No one ever learned that God loves you by being told. You have to be in positions over and over and over again where you feel God has abandoned you and find out you were wrong.
Tim Keller
It has been two years. Two years since the storm hit. The storm I never knew was coming. Taken like a blow to the gut, it completely knocked my breath away, drastically altering the course of my life and my family’s future. One of the hardest things to process through and recover from was witnessing my biggest fear in life unravel right before me; completely destroying my family. It is one thing to fear something from ever happening, and another to see this fear now come to completion, affecting those you hold most dear. It is difficult even describing the kind of pain and confusion and heartache that accompanies this. The pain sinks in and tries to make a home where trust and love were previously found. As this storm kept coming and the waves kept rising, I could sense how much the enemy was at work trying to use my pain to create a divide between me and God. Letting each wave push me a little further from the shore, away from His light and truth. I felt like this constant fog had crept in and created confusion and a distortion of things that had been true my whole life. As if in an instant, everything was a blur and nothing seemed as it should. If I’m honest, there were days and still are days when it gets very tiring trying to keep pressing through the fog. It feels hopeless not knowing where I’m headed or how to get me out of this place, this season.
As soon as the dust began to settle and life seemed to resemble a semi-stable state, my brain went into fast-forward mode trying to anticipate the how, when, where next steps for how God would go about putting everything back together. Maybe it’s my pride or my self-reliant nature wanting to get myself back to one-hundred percent again, or maybe just the desire to be out of this dark and stormy season finally. Maybe it is all the above. All I know is, like with so many previous times in my life, God hasn’t quite worked in the ways I would have expected. Selfishly, I envisioned my healing would first work on things that I felt comfortable with: building with community that I loved, creating new memories with family, learning and growing in ways I thought needed or helpful. Those things have definitely been a part of the healing process. However, God’s design for this rebuilding was to include a route that began much differently than expected. I thought I was ready to get to work and make grand steps towards mending all that felt broken. Let’s get back to “normal” I thought. Instead of the foundational pieces I thought most important, God set the intended focus on a much more uncharted path, the heart.

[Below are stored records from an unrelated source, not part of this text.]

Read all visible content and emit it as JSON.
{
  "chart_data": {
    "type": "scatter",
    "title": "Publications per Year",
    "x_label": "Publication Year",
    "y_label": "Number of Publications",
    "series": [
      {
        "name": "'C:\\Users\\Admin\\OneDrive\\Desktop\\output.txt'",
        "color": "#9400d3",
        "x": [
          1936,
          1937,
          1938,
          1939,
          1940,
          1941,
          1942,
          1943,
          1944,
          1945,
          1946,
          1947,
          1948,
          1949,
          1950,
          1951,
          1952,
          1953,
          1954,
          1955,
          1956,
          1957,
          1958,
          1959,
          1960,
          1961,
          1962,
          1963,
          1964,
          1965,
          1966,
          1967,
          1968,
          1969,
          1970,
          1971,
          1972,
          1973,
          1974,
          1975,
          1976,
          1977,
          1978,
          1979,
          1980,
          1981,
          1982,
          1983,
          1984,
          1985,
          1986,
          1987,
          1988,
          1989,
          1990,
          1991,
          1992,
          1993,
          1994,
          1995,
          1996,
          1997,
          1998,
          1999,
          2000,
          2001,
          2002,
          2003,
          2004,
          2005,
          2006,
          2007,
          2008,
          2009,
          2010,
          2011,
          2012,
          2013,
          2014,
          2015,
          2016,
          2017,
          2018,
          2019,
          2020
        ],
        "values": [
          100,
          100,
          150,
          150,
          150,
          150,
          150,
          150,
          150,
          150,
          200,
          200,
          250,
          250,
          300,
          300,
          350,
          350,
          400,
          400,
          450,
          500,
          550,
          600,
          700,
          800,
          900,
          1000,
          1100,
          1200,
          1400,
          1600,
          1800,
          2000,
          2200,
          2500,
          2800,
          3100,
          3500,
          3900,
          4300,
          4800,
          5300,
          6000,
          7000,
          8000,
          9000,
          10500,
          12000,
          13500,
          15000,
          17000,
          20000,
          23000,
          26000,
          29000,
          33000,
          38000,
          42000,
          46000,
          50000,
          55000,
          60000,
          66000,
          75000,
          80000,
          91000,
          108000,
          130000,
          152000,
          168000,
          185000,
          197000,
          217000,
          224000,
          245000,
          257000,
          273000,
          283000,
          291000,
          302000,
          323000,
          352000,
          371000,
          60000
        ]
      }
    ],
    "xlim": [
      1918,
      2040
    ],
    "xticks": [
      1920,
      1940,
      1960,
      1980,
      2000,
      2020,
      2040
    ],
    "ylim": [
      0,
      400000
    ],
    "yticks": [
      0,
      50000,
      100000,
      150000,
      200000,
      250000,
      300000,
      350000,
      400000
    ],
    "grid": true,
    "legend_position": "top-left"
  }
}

Even in the fog, there have been markers towards the path I was being asked to walk. Unlike the colors on trees on a hike that guide you, these markers in my life were people standing strong alongside the path, as beacons, to guide me. When my strength was gone and my hope fading, there were people standing side by side me and loving me even when the hurt I felt often kept me from returning that love. Others that prayed for healing and rebuilding before I even knew the words to whisper. People that believed for me the redemptive work God would do, the rebuilding that He was already at work doing to put all the pieces back together. These beacons of truth, love, and grace allowed me to keep moving, hold fast until the storm lifted and the skies cleared. Admittedly, the path ahead remains uncertain and steps towards healing seem often unclear. Graciously, God brings with each new day the reminders of how careful He is with me and how gentle His ways are in which He leads me. Using those beacons of truth to surround me and rebuild that trust with God again, reminding me that He is always going before and alongside me through each journey in this life. He will never leave me, for He loves us so. He loves His children with a kind of reckless and wild love that I will never be able to fully understand. A love that is “every moment, every day, ALWAYS.” A love that “lifts me up above the waves, I don’t need to be overwhelmed.” A love “never leaves you to walk the road alone; it’s voice calls out above the noise.”
“He takes you in and He lifts you up. He give you faith so you can lift your head and you can run real fast and you can feel His joy. It’s not like anything you’ve ever known. It doesn’t make sense. It’ll ruin every fear. Makes it so you can finally be free.
THIS LOVE.”
It has been an interesting journey, this rebuilding. The storm that hit two years ago left so much debri and pain in its wake, leaving the broken pieces of a life shattered all around me. After what feels like many dark nights and long days, there seems to be a break in the haze and glimmers of hope reveal that there is healing at work. I see it in the little details of my life, woven into the daily routine where I can sense the pieces being put together again. Healing in the way of laughter; a long, deep laugh that comes much quicker these days. Finding my memory is sharper, fatigue grows slower, and my stride is becoming faster and longer. With the waves at bay, my chest now opens wide for a long, unstrained breath, a deep exhale, replacing the previous gasps for air; evidence of a heart on the mend and a testament to His reckless, wild love that chases after me and will not leave me where I am.